All of these simulations carry significant risks. If the extrapolations aren’t accurate enough, the actual machines engineers are asked to build could lead to costly breakdowns.
“Fusion can’t afford many wrong turns,” Gaffney said. Additionally, although less expensive than prototyping, simulations are still expensive, consuming computing resources that can take days, weeks, or even months to complete.
Let me Google this for you
Controlling plasma – the gaseous soup of subatomic particles at the heart of a Tokomak fusion power plant – is a crucial challenge that Google has been addressing. In 2022, its AI division – Google Deepmind – used augmentation algorithms to demonstrate the first AI-driven magnetic control system at EPFL’s TCV tokomak in Switzerland. He transferred a control policy developed during tokomak simulations directly into tokomak hardware, demonstrating that AI systems can regulate and respond in real time to plasma conditions.
Craig Donner, principal engineer at DeepMind, said: “This was really the first proof of principle that AI can work not only in simulation environments, but also in complex hardware environments for very fast and reliable control. real-time with many inputs and outputs. »
Using nuclear power to power energy-hungry AI
Lindsay McQuade, director of energy at Amazon Web Services who sponsored the reportsaid: “As cloud computing and AI continue to evolve, the amount of energy needed to power them increases. This makes the exploration of new energy sources, such as fusion, more important than ever.
While fusion proponents predict the technology could revolutionize energy production by providing clean baseload energy, it is unclear how quickly the technology can help decarbonize the economy. Interest in this technology is certainly growing, with the number of fusion companies created quadrupling from ten to 40 since 2017.
Yet one study carried out by engineers from MIT released last month noted that commercial plant costs are currently unknown given the current level of technological development. Depending on costs, the study reveals that the global share of fusion in electricity production in 2100 could vary between 10 and 50%.

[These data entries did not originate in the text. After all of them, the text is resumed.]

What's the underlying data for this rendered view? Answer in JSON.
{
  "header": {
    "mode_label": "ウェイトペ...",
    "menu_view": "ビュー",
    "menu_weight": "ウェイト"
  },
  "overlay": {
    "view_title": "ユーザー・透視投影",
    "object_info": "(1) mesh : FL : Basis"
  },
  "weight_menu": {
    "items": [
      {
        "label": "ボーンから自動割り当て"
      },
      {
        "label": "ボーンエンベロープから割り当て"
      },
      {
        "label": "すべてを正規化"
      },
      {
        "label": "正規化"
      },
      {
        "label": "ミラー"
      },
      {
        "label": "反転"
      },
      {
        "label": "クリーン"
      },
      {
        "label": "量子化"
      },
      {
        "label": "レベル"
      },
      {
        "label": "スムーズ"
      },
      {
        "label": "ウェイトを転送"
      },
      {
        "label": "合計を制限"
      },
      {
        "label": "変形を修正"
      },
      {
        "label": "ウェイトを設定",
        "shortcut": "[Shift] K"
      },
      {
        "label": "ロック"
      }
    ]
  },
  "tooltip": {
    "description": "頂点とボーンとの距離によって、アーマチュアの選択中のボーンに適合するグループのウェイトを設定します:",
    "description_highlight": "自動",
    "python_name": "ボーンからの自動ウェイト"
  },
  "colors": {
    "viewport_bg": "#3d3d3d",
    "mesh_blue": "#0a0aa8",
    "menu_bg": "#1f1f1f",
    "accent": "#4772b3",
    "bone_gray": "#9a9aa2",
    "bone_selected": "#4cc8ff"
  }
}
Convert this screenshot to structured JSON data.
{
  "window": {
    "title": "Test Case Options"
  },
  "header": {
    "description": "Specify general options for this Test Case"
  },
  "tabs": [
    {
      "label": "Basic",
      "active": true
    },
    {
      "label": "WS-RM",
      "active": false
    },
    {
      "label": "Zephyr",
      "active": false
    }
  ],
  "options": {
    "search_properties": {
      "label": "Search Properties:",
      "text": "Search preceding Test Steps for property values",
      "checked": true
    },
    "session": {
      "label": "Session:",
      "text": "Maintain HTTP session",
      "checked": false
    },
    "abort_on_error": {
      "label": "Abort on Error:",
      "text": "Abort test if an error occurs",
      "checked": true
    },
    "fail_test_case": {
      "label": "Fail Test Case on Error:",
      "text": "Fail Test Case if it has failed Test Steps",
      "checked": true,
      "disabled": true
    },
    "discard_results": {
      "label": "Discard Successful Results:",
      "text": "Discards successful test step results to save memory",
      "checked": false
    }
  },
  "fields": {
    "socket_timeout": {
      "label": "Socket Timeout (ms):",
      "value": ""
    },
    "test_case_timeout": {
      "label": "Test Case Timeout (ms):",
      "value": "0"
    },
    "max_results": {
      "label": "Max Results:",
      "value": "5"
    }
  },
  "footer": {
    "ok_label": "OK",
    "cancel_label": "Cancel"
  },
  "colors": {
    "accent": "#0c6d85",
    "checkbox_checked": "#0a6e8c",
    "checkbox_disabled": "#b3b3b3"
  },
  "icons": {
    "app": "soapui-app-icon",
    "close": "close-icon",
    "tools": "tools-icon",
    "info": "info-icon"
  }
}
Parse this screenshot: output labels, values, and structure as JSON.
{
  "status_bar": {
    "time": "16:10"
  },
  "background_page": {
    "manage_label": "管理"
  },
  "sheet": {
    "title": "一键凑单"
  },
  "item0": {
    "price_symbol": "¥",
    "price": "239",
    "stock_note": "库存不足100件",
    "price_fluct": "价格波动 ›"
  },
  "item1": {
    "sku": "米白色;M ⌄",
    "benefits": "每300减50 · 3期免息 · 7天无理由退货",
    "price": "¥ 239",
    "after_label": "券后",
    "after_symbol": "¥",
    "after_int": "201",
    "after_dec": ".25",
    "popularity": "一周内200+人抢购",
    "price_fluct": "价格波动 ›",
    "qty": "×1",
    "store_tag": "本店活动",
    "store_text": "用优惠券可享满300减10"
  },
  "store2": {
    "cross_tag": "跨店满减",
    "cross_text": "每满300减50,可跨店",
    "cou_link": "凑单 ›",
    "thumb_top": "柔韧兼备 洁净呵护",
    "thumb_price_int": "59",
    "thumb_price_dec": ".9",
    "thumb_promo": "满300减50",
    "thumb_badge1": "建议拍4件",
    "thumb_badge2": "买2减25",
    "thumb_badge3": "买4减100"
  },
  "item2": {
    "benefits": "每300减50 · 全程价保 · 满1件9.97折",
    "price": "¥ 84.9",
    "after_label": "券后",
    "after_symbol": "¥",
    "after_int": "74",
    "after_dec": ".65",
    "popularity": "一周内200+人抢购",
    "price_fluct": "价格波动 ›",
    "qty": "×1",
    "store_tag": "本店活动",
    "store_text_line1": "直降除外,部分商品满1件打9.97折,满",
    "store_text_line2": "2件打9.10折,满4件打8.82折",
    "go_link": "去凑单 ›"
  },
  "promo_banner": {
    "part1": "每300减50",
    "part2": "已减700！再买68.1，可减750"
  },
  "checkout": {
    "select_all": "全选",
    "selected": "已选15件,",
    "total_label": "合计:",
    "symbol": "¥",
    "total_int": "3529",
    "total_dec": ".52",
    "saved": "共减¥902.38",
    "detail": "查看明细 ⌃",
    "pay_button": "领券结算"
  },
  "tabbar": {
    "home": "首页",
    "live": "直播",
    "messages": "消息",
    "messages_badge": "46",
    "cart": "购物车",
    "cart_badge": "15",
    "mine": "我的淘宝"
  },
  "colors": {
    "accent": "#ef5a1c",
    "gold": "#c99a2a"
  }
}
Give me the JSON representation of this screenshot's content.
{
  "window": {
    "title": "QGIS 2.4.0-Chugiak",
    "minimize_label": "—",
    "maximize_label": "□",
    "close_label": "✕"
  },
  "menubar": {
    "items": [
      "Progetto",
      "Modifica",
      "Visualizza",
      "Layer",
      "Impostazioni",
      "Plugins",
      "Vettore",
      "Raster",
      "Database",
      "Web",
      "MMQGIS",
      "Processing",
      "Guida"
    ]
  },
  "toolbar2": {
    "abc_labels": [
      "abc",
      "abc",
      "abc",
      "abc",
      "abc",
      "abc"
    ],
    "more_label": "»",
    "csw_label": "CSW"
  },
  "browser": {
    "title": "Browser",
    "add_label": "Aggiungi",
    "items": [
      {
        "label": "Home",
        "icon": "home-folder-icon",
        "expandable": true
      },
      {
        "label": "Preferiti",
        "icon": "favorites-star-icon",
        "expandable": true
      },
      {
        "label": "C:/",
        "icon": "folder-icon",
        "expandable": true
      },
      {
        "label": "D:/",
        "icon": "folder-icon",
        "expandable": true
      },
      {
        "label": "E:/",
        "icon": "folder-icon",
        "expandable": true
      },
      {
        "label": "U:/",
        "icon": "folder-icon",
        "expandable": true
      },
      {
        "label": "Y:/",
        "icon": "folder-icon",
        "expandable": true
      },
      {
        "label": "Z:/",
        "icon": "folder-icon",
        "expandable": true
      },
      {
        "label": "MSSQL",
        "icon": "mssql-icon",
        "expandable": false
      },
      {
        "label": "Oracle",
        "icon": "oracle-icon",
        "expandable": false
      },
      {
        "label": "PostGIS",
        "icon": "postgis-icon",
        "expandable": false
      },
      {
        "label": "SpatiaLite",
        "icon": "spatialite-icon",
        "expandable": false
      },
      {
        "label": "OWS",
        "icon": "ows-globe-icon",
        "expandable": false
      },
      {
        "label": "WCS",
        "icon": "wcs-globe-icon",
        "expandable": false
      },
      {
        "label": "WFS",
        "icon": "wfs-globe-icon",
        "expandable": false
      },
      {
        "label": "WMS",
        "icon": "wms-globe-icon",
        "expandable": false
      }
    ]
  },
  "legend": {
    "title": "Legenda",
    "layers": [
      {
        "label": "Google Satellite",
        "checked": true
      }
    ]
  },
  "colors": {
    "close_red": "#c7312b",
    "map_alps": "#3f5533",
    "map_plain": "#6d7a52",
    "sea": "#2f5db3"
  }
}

What is evident is tech companies’ growing interest in using nuclear power to power their power-hungry AI data centers with cleaner energy. The IEA predicts that electricity consumption by data centers and artificial intelligence could double between 2022 and 2026, consuming enough electricity to power Japan.
In September, Microsoft signed a $3 billion deal that could allow Constellation Energy to restart its shuttered nuclear reactor at Three-Mile Island in the United States. Last month, Kairos Power signed a deal with Google to build a new nuclear power plant by 2030 to power its data centers.